Bridget's Well? Then she shall not have it!' Whereupon Jane will
race madly down the right-hand road for the first time, I pulling
steadily at the left rein to keep up appearances, and I shall at
last realise my wishes."
This was my inspiration. Would you believe that it failed utterly?
It should have succeeded, and would with an ordinary donkey, but
Jane saw through it. She obeyed my pull on the left rein, and went
to Shady Dell Farm as usual.
Another of Jane's eccentricities is a violent aversion to
perambulators. As Belvern is a fine, healthy, growing country, with
steadily increasing population, the roads are naturally alive with
perambulators; or at least alive with the babies inside the
perambulators. These are the more alarming to the timid eye in that
many of them are double-barrelled, so to speak, and are loaded to
the muzzle with babies; for not only do Belvern babies frequently
appear as twins, but there are often two youngsters of a
perambulator age in the same family at the same time. To weave that
donkey and that Bath 'cheer' through the narrow streets of the
various Belverns without putting to death any babies, and without
engendering the outspoken condemnation of the screaming mothers and
nurserymaids, is a task for a Jehu. Of course Jane makes it more
difficult by lunging into one perambulator in avoiding another, but
she prefers even that risk to the degradation of treading the path I
wish her to tread.
I often wish that for one brief moment I might remove the lid of
Jane's brain and examine her mental processes. She would not
exasperate me so deeply if I could be certain of her springs of
action. Is she old, is she rheumatic, is she lazy, is she hungry?
Sometimes I think she means well, and is only ignorant and dull; but
this hypothesis grows less and less tenable as I know her better.

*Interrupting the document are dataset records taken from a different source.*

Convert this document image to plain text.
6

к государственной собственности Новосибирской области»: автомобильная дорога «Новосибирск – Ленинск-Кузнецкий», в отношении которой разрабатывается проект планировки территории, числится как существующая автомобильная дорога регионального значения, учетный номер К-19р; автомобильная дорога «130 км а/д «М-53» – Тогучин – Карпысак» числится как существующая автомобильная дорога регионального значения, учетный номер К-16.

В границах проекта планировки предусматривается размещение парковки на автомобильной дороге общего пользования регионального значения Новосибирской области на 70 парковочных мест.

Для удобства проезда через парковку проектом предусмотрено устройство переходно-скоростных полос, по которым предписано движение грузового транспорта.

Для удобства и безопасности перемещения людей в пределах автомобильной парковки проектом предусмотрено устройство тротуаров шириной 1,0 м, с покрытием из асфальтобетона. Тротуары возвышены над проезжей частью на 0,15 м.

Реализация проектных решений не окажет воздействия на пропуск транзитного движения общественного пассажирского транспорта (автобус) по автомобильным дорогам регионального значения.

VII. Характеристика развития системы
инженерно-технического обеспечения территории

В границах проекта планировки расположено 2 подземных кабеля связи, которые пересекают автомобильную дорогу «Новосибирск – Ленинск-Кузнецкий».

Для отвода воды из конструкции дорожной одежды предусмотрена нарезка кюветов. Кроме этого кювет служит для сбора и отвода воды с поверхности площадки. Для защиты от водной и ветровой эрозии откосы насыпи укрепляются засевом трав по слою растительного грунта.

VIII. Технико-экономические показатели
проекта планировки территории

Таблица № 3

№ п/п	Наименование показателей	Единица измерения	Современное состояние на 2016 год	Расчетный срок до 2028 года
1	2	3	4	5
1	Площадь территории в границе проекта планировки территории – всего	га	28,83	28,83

Sometimes I conclude that she does not understand me; that the
difference in nationality may trouble her. If an Englishman cannot
understand an American woman all at once, why should an English
donkey? Perhaps it takes an American donkey to comprehend an
American woman. Yet I cannot bring myself to drive any other
donkey; I am always hoping to impress myself on her imagination, and
conquer her will through her fancy. Meanwhile, I like to feel
myself in the grasp of a nature stronger than my own, and so I hold
to Jane, and buy a photograph of St. Bridget's Well!